Could fashion's use of exotic skins and fur fuel the next pandemic?

Photo credit: Daniel Zuchnik - Getty ImagesPhoto credit: Daniel Zuchnik - Getty Images
Photo credit: Daniel Zuchnik – Getty Images

From Harper’s BAZAAR

The coronavirus crisis has turned a spotlight on squalid live-animal meat markets, where sick and stressed animals of all types are crowded together in public areas – creating the perfect breeding ground for dangerous zoonotic diseases that can jump the species barrier and infect humans. Just recently, a number of health agencies including the United Nations and the World Health Organisation joined forces to highlight humanity’s “broken relationship with nature” and analyse the reasons behind all the diseases being transmitted from animals to humans.

According to the US Centers for Disease Control and Prevention, “Approximately 75 percent of recently emerging infectious diseases affecting people began as diseases in animals.” Confining and killing animals for exotic skins and furs used in luxury fashion also brings humans into contact with animals in conditions conducive to disease transmission. Indulging in pieces that fuel the fur and exotic-skins trade could very well cause the next pandemic.

Conservation experts have issued a warning that the global trade in the skins of exotic animals killed to make bags, belts, and boots can contribute to the spread of diseases to humans. The industry is directly linked to meat markets like the one in Wuhan, China, where coronavirus is believed to have originated. When alligators, crocodiles, snakes, and stingrays are killed for their skin, their flesh is often sold as “exotic meat” at markets in Africa and Southeast Asia, helping these businesses stay profitable. Exposés by PETA and its international affiliates have revealed that alligators raised for their skin are packed together in pools of fetid water with highly unhygienic conditions. Crocodiles are confined by the thousands to concrete pits from birth until slaughter. Workers who handle these animals – sometimes without proper protective gear – are playing Russian roulette with their health. We already know that interacting with reptiles puts humans at risk of various bacterial infections, and filthy conditions create potentially dangerous breeding grounds for many zoonotic pathogens, such as the West Nile virus, salmonella, vibrio, E coli, and trichinella.

When farmed alligators and crocodiles reach the end of their typically miserable lives, it’s standard practice to club them repeatedly over the head, stab them in the back of the neck or jam a metal rod down their spine and then skin them – often while they’re still alive – for the production of purses and shoes. Snakes are commonly nailed to trees, and their bodies are slit open from one end to the other. These grossly unsanitary practices pose a serious threat to public health.

Photo credit: AFP - Getty ImagesPhoto credit: AFP - Getty Images
Photo credit: AFP – Getty Images

On fur farms, minks, foxes, raccoon dogs, and other animals are confined to cramped wire cages, either stacked or adjacent to one another, that allow for cross-contamination through urine, excrement, pus, and blood, making it easy for contagious diseases to spread – not unlike conditions at live-animal markets. As the novel coronavirus tore through fur farms in the Netherlands, the government there ordered hundreds of thousands of minks to be gassed to death to stop the spread. Some 11,000 minks infected with the novel coronavirus on a fur farm in Denmark were also killed. Minks were among the animals infected during the SARS outbreak in 2003, and they are known to carry pathogens and diseases that can be passed on to humans, including hepatitis E, influenza, and salmonella.
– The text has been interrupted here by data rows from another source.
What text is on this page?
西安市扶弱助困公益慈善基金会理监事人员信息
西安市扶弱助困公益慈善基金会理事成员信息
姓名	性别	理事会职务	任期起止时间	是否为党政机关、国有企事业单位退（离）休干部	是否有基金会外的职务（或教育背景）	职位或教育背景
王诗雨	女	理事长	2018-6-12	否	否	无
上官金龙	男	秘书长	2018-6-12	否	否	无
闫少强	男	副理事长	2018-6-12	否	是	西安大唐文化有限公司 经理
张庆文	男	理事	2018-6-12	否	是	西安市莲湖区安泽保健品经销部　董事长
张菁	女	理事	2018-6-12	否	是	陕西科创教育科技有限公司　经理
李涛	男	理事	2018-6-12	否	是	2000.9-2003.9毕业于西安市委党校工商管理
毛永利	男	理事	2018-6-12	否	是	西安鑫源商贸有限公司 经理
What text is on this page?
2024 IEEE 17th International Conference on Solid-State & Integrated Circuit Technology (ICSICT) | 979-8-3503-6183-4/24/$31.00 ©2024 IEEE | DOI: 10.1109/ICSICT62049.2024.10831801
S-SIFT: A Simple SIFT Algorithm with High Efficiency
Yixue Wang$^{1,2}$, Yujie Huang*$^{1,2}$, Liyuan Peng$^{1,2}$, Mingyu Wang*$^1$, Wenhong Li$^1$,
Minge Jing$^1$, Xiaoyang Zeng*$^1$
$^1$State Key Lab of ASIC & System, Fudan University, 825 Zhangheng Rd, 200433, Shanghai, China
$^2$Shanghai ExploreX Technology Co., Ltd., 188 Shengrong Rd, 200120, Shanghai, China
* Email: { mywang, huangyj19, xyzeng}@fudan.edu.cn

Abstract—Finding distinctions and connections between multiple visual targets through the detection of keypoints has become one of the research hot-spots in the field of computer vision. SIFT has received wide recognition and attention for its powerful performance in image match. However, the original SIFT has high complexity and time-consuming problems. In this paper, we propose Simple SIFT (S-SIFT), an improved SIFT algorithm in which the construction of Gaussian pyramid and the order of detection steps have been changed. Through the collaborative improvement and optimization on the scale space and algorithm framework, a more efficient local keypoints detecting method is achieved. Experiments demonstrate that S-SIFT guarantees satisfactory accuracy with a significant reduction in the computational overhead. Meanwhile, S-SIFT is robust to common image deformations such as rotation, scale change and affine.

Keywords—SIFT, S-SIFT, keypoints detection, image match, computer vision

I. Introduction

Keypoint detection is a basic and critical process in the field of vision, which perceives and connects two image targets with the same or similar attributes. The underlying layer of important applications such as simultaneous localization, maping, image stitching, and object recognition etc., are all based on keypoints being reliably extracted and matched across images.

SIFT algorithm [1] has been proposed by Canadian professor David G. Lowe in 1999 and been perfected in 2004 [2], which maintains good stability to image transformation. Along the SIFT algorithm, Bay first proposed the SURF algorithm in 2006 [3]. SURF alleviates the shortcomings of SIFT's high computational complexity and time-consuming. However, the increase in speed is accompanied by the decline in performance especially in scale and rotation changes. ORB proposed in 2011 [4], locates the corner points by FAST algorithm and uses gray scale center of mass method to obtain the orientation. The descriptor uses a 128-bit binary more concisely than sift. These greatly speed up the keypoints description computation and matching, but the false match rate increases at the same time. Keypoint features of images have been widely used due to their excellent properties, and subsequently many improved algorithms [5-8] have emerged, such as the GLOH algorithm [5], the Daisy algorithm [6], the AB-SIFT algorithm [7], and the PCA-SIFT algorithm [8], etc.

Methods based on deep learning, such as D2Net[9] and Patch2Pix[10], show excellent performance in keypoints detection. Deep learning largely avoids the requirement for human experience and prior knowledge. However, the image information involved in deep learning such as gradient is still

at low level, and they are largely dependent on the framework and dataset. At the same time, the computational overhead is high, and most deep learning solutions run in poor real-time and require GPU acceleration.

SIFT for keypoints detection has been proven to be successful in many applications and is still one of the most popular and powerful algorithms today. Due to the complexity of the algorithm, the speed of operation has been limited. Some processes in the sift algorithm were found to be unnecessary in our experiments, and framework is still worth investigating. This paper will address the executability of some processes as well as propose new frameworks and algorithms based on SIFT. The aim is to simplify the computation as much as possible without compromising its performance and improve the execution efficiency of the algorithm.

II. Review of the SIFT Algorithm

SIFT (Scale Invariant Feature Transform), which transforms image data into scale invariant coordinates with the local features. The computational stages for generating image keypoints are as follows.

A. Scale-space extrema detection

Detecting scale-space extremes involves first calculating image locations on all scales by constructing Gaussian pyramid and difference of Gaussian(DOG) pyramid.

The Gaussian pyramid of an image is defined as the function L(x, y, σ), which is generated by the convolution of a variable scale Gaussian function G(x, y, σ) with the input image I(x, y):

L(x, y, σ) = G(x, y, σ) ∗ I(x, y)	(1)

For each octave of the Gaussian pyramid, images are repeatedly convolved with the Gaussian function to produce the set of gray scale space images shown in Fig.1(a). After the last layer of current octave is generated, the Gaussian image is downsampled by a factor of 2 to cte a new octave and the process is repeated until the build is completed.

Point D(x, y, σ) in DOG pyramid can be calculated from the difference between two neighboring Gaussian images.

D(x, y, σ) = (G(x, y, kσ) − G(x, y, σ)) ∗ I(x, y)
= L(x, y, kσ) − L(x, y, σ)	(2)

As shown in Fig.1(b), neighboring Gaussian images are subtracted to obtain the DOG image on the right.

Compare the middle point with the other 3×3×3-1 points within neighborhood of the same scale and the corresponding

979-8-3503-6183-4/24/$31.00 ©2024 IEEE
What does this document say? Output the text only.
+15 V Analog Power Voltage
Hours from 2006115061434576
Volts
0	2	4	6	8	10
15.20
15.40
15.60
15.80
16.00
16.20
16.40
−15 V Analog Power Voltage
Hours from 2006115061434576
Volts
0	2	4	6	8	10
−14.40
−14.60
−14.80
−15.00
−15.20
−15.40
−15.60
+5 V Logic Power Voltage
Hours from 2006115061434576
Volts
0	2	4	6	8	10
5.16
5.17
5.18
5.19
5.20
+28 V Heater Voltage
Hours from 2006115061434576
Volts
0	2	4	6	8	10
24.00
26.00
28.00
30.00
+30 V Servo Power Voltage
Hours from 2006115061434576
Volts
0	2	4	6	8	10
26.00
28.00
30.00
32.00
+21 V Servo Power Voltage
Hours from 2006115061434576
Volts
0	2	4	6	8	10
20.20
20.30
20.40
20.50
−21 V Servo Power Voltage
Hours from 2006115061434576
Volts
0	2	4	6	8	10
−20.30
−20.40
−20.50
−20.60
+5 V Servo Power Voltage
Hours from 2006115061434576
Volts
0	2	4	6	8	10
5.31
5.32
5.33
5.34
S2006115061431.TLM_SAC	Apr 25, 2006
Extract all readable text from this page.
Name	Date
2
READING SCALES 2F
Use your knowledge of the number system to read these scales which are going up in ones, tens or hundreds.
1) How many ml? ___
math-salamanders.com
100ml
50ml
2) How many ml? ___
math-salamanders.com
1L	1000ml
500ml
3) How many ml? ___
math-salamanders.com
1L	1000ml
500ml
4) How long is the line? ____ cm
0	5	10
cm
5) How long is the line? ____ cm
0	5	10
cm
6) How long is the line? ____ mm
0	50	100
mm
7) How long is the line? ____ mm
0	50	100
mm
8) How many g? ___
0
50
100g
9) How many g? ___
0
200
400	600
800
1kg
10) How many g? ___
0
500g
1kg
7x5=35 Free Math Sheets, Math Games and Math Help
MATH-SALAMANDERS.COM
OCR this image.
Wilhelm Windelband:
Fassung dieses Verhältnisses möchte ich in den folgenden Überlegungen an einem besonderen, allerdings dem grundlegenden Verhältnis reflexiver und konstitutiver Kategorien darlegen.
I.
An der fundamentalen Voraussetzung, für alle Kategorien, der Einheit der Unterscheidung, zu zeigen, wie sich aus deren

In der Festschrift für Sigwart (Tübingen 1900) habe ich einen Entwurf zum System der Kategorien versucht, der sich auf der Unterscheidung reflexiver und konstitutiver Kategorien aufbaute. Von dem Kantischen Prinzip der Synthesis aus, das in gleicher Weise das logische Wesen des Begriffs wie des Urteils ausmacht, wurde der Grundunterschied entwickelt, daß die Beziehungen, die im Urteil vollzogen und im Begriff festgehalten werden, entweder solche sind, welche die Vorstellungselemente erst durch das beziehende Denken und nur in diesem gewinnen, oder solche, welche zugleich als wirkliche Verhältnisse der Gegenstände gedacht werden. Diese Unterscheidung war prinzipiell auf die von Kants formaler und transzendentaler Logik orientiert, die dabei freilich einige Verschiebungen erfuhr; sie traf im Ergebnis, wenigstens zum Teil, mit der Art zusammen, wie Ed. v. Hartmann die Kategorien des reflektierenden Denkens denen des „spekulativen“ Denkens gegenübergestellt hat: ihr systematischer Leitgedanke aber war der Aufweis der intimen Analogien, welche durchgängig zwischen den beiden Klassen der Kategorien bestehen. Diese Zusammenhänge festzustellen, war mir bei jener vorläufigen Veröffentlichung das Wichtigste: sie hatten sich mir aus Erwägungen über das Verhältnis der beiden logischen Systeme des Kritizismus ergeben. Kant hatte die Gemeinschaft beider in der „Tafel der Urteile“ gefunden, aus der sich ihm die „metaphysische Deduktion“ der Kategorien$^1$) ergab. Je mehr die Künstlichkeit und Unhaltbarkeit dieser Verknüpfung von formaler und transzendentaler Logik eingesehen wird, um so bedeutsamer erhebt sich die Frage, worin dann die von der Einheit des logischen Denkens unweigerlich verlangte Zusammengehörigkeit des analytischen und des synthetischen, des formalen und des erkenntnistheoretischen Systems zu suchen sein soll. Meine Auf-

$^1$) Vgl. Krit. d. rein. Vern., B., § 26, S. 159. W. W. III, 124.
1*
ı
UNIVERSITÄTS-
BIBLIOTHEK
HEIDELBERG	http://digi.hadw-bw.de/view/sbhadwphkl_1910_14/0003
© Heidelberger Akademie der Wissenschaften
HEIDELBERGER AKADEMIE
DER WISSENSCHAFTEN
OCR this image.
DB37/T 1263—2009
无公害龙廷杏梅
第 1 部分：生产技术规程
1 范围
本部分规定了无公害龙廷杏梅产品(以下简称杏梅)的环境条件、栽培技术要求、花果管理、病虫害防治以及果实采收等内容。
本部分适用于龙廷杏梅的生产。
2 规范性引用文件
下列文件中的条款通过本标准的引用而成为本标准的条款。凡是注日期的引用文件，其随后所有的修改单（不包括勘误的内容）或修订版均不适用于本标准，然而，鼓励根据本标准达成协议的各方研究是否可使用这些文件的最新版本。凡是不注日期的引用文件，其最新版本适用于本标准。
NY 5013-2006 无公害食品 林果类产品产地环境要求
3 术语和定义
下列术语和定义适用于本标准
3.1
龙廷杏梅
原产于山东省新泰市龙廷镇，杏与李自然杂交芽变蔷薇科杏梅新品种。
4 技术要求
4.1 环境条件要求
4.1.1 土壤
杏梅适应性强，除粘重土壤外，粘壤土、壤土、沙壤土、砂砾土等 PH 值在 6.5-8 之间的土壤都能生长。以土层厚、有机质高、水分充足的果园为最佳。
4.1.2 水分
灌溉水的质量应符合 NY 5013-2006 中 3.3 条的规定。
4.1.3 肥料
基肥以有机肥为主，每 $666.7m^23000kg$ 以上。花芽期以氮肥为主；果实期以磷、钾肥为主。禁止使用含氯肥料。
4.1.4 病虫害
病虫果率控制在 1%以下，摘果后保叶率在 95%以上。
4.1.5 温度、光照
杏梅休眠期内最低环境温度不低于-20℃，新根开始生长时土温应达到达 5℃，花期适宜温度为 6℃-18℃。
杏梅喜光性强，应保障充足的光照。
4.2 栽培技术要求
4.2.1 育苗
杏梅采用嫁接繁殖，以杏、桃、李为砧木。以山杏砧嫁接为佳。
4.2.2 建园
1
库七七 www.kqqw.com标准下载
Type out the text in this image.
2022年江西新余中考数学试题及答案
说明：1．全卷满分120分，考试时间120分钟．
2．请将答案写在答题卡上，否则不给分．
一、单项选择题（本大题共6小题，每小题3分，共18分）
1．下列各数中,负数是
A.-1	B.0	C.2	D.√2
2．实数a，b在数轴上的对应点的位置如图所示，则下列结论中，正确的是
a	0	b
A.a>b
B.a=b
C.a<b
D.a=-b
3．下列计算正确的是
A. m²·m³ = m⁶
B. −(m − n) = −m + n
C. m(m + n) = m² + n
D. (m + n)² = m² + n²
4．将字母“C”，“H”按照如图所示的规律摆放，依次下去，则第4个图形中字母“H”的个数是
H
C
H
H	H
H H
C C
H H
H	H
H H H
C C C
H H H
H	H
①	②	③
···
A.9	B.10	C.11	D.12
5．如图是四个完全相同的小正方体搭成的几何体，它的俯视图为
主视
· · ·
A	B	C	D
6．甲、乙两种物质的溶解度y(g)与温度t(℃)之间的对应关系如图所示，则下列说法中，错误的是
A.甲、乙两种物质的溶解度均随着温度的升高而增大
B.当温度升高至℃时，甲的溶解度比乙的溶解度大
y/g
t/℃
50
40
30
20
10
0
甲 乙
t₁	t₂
Since the outbreak in the Netherlands, the Dutch Parliament has voted to close all 128 mink farms in the country. This measure was originally scheduled to take effect in 2024, but PETA Netherlands and other animal rights groups pointed out that keeping these facilities open for another four years would be a serious threat to public health. Some fashion brands have already banned exotic skins and furs from its collections, including Vivienne Westwood, Chanel, Mulberry and Victoria Beckham, and California is the first state to ban the sale and manufacture of new fur products, but still more needs to be done.

The world is a very different place from what it was even a few months ago, and it would be foolhardy to continue doing business as usual while we struggle to cope with a global crisis caused by our exploitation of animals. This pandemic represents an opportunity for the fashion industry to rethink its values – and that must involve removing animal skins from the racks and making the transition to cutting-edge, sustainable vegan materials.

Yvonne Taylor is the director of corporate projects at People For the Ethical Treatment of Animals (PETA).